CLAIRE: Guest blogger Amy Sommers is the author of Rumors from Shanghai, her debut novel, which delves into World War II history in China. A Mandarin-speaking American attorney, she lived in Shanghai for over a decade, and often walked or cycled past Isabel’s childhood home on Zhenning Road—although she didn’t know it as such at the time!
AMY: I recently embarked upon Claire Chao’s Remembering Shanghai, a book that has long been on my TBR pile. Chao co-authored this memoir with her mom, Isabel Sun Chao, who grew up in an elite family in pre-Communist Shanghai.

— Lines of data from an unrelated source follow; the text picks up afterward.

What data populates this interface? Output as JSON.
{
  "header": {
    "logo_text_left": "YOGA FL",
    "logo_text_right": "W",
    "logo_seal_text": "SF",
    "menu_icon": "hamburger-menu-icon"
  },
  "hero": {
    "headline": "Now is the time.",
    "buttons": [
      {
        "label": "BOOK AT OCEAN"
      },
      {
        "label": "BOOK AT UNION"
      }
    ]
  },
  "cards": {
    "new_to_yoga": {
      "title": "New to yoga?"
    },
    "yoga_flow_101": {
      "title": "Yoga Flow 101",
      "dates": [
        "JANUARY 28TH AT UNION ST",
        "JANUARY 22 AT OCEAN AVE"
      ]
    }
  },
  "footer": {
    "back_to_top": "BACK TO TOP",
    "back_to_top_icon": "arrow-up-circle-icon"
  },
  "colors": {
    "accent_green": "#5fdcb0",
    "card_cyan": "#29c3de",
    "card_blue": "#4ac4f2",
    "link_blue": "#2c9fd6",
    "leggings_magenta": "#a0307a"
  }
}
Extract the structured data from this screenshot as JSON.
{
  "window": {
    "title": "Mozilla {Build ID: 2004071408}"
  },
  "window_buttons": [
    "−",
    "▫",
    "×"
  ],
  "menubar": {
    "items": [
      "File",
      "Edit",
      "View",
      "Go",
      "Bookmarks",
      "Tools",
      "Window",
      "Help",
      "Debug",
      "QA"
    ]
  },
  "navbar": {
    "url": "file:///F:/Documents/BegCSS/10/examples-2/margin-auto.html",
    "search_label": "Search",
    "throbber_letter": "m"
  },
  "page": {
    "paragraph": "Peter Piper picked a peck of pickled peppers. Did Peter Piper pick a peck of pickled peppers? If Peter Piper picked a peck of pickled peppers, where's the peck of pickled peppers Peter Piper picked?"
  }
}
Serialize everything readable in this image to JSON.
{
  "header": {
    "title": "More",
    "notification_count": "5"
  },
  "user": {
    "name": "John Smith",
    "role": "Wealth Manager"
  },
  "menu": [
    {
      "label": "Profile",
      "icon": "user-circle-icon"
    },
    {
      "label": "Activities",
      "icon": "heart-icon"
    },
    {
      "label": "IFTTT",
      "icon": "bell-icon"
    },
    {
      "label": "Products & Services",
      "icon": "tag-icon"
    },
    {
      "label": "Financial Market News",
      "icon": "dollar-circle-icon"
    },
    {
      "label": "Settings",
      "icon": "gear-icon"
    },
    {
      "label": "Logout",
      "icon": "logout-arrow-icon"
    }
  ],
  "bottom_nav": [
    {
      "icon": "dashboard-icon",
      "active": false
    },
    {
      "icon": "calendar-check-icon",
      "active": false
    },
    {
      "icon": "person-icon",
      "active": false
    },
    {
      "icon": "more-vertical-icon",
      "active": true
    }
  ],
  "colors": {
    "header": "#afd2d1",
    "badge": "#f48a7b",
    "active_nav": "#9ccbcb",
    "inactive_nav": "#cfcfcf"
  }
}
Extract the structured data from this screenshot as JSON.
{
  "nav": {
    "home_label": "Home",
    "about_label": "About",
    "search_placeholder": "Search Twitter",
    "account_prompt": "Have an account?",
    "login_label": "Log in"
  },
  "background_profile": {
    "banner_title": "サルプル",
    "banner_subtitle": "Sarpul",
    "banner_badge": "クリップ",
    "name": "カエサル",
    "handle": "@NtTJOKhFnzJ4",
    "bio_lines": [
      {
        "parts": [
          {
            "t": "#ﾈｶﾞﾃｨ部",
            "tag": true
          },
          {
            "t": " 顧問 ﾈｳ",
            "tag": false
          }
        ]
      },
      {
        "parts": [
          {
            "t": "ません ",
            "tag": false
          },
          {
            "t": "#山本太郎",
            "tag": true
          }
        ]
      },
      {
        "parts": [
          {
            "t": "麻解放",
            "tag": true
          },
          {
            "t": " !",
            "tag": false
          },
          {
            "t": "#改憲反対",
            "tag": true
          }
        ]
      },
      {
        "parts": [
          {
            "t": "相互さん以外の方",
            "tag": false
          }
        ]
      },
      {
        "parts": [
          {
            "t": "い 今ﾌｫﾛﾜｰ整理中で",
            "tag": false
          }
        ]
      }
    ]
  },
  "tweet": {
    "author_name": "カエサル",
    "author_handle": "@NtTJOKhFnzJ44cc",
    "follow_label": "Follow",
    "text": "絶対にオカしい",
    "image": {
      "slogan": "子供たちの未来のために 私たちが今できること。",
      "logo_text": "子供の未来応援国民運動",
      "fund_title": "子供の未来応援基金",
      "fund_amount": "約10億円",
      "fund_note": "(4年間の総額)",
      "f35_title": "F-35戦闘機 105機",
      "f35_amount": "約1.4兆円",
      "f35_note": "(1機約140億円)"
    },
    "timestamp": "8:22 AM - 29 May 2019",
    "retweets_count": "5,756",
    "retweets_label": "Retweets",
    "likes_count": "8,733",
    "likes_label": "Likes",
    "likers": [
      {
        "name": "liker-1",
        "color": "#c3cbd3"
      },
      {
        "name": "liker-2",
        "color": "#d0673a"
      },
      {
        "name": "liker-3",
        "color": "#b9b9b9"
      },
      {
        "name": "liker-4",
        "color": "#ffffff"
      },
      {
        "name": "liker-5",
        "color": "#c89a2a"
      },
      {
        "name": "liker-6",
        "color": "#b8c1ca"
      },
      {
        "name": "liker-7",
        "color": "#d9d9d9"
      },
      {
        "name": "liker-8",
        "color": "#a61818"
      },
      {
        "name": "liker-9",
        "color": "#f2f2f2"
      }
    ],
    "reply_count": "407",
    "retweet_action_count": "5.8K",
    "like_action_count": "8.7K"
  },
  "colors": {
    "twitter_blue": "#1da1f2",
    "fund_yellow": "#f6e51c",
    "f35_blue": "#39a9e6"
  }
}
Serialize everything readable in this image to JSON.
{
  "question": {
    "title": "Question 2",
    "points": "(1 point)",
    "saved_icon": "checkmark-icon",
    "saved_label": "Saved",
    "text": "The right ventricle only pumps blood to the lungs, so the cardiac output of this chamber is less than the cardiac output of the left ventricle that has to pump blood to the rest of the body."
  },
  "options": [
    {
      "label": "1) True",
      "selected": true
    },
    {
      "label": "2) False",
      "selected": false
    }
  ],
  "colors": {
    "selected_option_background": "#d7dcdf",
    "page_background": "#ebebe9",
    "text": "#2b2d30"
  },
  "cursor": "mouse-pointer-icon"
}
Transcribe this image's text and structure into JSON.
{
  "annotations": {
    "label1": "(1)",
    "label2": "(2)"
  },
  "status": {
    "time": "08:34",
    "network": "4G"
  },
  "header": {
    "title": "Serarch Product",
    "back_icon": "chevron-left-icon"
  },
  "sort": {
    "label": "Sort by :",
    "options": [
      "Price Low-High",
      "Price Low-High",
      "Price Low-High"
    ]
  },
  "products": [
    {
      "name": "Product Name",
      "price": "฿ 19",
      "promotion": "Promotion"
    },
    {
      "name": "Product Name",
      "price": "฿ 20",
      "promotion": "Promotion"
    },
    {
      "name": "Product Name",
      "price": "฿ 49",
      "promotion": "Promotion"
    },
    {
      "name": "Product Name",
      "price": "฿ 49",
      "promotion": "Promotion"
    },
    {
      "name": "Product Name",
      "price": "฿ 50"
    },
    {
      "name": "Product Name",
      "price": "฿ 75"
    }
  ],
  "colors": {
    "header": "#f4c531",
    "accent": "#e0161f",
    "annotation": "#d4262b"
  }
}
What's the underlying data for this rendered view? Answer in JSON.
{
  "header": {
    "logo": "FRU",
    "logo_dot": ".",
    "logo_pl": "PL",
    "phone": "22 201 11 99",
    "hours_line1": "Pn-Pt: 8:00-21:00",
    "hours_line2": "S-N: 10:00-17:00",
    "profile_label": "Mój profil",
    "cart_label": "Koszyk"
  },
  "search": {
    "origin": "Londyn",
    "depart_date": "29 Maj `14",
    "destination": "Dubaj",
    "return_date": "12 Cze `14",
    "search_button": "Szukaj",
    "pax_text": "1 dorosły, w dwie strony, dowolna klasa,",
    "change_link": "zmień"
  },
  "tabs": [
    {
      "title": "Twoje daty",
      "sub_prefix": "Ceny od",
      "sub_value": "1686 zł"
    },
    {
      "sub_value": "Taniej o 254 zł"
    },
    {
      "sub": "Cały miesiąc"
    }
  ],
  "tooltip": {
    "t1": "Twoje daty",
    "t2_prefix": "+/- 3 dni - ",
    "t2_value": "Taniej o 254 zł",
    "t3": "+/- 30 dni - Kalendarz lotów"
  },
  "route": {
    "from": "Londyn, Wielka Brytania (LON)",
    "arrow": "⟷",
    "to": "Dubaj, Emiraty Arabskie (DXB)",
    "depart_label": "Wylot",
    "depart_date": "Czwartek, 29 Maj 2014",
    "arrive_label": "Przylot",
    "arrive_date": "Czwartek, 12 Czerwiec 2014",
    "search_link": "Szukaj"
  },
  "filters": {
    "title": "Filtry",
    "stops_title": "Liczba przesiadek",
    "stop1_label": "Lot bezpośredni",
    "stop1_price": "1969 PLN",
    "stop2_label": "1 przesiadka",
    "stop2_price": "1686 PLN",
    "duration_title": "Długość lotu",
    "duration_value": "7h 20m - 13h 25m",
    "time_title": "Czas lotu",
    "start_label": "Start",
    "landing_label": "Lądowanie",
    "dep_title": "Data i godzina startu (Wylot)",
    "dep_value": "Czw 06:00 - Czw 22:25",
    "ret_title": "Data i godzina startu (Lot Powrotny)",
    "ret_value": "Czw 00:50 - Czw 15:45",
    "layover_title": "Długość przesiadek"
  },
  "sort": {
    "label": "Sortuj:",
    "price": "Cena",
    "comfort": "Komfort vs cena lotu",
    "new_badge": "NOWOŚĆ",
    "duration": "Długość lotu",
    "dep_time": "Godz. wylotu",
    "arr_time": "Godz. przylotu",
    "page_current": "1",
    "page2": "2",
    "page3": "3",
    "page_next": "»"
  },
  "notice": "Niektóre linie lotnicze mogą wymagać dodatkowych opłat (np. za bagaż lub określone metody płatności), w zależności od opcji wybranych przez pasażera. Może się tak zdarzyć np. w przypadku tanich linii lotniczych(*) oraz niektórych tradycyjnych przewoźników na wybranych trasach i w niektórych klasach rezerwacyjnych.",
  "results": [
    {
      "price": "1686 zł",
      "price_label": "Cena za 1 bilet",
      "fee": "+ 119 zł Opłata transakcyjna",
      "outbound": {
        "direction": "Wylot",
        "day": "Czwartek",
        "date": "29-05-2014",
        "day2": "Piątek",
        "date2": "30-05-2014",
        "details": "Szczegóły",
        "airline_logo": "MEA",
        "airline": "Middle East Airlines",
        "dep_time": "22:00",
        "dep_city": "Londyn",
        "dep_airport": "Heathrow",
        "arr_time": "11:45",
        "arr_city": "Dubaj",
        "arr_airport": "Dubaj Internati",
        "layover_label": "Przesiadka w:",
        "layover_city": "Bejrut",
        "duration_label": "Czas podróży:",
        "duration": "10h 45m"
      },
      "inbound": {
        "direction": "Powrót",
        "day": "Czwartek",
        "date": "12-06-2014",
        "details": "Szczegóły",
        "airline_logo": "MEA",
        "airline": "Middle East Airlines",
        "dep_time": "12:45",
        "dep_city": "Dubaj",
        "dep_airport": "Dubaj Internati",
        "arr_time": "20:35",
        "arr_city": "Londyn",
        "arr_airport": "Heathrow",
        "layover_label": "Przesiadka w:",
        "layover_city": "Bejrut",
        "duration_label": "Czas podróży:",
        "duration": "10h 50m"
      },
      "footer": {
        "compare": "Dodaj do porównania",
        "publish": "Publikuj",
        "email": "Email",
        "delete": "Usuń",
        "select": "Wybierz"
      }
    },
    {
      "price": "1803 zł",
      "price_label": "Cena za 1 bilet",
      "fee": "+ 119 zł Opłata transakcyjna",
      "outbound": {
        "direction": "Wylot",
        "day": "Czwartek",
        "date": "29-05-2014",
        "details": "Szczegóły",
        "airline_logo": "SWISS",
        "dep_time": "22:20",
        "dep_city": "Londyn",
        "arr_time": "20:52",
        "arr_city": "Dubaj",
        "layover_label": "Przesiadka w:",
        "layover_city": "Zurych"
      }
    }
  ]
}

The settings and culture of 1930s and 1940s Shanghai covered so evocatively by various historians like Andrew Field, Paul French, and Historic Shanghai founders Tess Johnston, Tina Kanagaratnam and Patrick Cranley formed the world in which Isabel Sun was raised. That milieu offered sophistication, modern architecture, rich social life, international influences, as well as a happening music and dance scene. Remembering Shanghai gives the reader Isabel Sun Chao’s first-hand insights into what that life was like for a young girl and later, a young woman.
That era is known for glamour, but it was also a period of chaos and suffering. Remembering Shanghai does an excellent job of depicting daily life during the Sino-Japanese War, followed by the Civil War that ended in 1949 with the establishment of the People’s Republic of China, and the severing of ties that followed.
Claire Chao has melded the personal incidents from her mother’s growing up with the wider narrative of her ancestors, whose lives took place at key inflection points in China’s mid-19th to mid-20th century history. Isabel Sun’s great-grandfather, a valued military aide in the Qing effort to suppress the Taiping Rebellion of the 1860s, made the family’s fortune. Her grandfather benefited from investments of the family’s wealth in Shanghai’s emerging real estate boom. Her father was able to secure the family’s financial security for decades based on the rents earned from key sites behind the Bund in downtown Shanghai.
Remembering Shanghai weaves between Isabel’s reminiscences and family stories of her ancestors’ (mis)deeds and adventures, as well as the difficulties presented by the divorce of Isabel’s parents—quite rare in that time. In the process, the book paints a compelling picture of what life for one stratum of Shanghai society was like in those turbulent years.
Besides the fascinating narrative, visually, Remembering Shanghai is also a delight. A surprising number of old family photos survived and are included, as are charming drawings illustrating elements of the world in which Isabel lived.
One of the reasons I had wanted to read Remembering Shanghai from when it first was published was because the Sun family home on Zhenning Road was just down Yuyuan Road from where we lived on Wulumuqi North Road in our 1936 Art Deco apartment. I had often walked past the former Sun house, and was curious to learn from an inhabitant what life in the neighborhood had been like in the 1930s. As this Remembering Shanghai blog post reveals, imagining these dilapidated structures in their former glory can be difficult.
When we first bought it in 2005, our place was similarly unappealing, but as these pictures from a Shanghai Daily post-renovation profile show, these old homes could be charming.
I felt a thrill of connection reading about the places Isabel Sun visited in her daily life—places I too had wandered seven decades later, but regardless of whether one has lived in Shanghai, Remembering Shanghai offers a story that is universal in exploring how a young person emerges from familial turmoil, amidst wider social turmoil, and makes her own way in life.